I grew up in a home where the only trait which my mother conveyed in the house was total care, compassion, and dedication toward her students. I clearly recall how she had one student named Damion. A nine-year-old boy who must have been challenged by emotional issues. He gave my mother a run for her money. I clearly remember her strategizing and speaking to co-teachers at night about different educational ways to include Damion in the functioning classroom. I can still see how she agonized over Damian and his plight in my mind. I would hope that Damian today is a well-adjusted contributing member of society.
Every Erev Yom Tov, she took me to school with her. I would be the only white child in the school. I would roam the halls, and the other students were welcoming and friendly. When they saw my mother, they would all say, “Is that your son Mrs. Eisenman? He looks just like you!” Although I was the only white child among a few hundred children of color, they respected my mother. They asked politely, “Is that your son?”
One day in 1968, in an attempt to make peace between the warring factions, a meeting was arranged in the evening between the mostly white Jewish teachers and the Black school board.
My mother took me along with her. When we arrived, a Black child who must have been at least three years older than me and much bigger was also there with his mother. It was decided that the two of us would stay in a side room together as the adults attempted to iron out their differences.

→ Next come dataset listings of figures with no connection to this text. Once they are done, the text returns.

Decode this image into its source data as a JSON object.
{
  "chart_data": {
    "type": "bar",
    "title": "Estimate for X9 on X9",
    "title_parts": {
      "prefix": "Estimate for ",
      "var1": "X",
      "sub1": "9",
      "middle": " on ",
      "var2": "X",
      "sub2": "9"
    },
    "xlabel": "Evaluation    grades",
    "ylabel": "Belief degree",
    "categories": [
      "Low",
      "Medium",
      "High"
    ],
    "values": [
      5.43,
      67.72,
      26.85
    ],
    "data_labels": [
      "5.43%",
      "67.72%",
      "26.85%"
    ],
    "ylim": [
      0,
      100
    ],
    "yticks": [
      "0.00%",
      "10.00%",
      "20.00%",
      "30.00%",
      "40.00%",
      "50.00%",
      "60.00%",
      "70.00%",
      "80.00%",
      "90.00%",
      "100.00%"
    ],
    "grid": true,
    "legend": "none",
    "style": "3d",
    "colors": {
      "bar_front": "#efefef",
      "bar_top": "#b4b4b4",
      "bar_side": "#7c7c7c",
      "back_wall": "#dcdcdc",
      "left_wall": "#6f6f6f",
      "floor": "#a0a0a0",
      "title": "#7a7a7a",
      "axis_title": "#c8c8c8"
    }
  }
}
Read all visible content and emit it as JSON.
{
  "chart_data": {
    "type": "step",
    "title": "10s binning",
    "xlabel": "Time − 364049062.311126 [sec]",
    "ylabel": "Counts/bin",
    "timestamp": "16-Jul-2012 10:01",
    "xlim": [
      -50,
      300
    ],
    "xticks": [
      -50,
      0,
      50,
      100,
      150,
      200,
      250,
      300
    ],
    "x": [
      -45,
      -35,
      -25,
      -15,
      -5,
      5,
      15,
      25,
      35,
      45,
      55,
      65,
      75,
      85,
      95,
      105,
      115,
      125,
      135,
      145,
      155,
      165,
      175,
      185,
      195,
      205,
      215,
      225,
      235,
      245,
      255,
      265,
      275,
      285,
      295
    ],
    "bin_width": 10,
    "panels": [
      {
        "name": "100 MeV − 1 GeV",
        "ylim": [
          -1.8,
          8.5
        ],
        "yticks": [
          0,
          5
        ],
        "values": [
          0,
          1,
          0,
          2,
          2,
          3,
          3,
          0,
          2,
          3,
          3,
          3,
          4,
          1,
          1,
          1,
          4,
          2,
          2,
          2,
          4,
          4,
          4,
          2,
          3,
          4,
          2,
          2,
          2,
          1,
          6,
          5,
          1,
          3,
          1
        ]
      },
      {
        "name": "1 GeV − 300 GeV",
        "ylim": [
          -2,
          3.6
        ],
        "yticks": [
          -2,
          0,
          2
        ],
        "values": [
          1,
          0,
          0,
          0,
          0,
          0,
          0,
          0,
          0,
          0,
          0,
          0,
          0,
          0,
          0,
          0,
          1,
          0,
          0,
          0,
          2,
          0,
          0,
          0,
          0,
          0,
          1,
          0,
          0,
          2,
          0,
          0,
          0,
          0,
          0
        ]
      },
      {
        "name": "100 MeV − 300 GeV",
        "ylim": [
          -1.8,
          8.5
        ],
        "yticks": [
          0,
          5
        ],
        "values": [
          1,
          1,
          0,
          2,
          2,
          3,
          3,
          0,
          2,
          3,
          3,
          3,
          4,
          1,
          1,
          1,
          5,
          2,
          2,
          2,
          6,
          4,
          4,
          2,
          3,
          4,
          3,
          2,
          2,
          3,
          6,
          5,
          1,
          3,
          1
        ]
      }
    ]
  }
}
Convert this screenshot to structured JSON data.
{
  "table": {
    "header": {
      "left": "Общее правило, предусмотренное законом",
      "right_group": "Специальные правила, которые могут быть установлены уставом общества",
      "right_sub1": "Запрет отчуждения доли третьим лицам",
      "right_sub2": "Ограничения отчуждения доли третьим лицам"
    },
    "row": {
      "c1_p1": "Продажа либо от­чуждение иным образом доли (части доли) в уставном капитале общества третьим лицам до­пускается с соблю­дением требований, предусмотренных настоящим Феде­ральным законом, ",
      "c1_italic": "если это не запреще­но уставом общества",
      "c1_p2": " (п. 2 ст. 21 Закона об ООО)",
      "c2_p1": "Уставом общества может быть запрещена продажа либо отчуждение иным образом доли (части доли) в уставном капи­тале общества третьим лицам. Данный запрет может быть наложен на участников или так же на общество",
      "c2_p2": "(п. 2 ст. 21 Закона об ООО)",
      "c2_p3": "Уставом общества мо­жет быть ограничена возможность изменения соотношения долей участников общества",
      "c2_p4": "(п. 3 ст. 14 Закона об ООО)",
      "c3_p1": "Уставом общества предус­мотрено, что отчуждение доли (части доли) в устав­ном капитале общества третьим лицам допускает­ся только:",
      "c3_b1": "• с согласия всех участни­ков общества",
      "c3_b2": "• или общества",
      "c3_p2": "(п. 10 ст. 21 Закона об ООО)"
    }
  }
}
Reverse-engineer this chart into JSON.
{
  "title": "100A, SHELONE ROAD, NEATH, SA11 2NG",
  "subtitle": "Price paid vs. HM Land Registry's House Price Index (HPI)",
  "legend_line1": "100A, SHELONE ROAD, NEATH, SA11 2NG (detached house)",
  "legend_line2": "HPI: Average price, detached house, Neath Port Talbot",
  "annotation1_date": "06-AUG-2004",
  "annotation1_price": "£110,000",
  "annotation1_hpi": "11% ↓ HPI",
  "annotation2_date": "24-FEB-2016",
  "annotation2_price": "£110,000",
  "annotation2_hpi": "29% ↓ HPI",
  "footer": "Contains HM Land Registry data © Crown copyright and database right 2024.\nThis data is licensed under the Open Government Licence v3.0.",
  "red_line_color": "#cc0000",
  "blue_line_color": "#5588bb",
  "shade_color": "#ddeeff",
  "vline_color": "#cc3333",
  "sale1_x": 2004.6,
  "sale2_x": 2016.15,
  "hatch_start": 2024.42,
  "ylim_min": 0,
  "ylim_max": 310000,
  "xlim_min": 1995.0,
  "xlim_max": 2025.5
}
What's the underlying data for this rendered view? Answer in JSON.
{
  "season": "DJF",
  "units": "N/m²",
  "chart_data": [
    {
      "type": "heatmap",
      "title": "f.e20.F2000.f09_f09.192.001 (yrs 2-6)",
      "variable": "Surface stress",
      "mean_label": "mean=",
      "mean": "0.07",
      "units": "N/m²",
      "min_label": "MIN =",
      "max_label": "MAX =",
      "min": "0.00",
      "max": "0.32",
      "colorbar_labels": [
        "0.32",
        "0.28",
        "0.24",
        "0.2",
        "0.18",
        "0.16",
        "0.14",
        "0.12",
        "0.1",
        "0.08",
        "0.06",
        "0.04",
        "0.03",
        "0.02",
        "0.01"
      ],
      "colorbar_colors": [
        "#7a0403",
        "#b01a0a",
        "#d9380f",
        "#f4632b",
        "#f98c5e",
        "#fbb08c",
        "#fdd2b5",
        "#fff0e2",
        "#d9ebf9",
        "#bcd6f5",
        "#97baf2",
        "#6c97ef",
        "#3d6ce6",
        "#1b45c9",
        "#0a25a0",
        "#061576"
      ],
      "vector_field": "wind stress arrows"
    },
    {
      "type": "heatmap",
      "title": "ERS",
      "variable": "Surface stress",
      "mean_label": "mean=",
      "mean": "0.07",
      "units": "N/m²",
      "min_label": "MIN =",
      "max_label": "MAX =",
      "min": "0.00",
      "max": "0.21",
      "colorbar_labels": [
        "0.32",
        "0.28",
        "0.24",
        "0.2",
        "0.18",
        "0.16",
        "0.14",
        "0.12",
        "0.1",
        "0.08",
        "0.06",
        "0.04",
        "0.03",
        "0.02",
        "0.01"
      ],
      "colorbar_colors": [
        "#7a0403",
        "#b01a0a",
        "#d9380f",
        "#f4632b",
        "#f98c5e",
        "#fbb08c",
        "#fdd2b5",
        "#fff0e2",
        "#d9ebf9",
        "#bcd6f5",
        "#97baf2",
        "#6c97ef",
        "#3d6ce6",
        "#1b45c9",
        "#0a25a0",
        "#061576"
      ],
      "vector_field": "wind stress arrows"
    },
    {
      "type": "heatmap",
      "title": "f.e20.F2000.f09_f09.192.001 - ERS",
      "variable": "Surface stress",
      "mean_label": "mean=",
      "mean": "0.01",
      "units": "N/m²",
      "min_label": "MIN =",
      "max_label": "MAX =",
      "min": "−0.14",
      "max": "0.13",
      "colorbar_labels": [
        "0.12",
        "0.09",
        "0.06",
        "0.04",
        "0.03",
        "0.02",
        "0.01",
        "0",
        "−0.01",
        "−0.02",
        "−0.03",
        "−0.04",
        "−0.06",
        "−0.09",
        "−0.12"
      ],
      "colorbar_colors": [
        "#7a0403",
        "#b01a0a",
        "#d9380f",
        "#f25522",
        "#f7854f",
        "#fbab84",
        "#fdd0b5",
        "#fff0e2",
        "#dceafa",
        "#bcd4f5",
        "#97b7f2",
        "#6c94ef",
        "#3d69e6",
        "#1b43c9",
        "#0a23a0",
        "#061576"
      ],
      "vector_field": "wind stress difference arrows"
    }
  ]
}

At first, we talked and just joked around. However, it soon became apparent that he had other ideas for our unscheduled play date, and he began to beat me up. I don’t want to be overly dramatic. He didn’t beat me viciously or cause me to bleed or break any bones. However, he blocked me from exiting the room and roughed me up for forty-five minutes. Finally, the door opened, and his mother and my mother opened the door. I was going to cry. I was going to scream and tell my mother what he had done. However, the other boy was sly. He quickly put out his hand and said, “Friends?”
About thirty to forty adults evenly split between Black and White were looking at us. They had just gone through an emotionally/racially charged meeting. Standing before them stood a young Black man with an outstretched hand in a sign of friendship to a white boy. I wanted to run away. I wanted to tell my mother what he did. I did not want to shake his hand. However, as I looked at my mother’s face and I saw how much this meant to her, how her son would be the one to demonstrate peace, I did not have the heart to disappoint her. I grabbed his hand in a warm handshake.
My mother’s face beamed with pride. She proudly announced, “We have to learn from our children to make peace and live together.” I was upset. I was beaten up. However, to see the glow on her face and to see the happiness it caused her was worth getting roughed up. Making Shalom was the most important thing for her, and right then, she was convinced there was Shalom. I never told her what happened in that closed room. I kept my secret hidden in my heart for fifty years. I never wanted to hurt her feelings. Holding on to the pain was worth it to not cause her pain.
She was a peacemaker and a person who gave in and never stood on “principle.” As Rav Chaim Kanievsky zt”l writes, “Better to be the one who gives in than the one who wins” (Orchos Yosher-Vatranos Page 28). My mother would give in, yet she won more than anyone else in the end. Earning people’s love is the biggest win of all. She was beloved by all.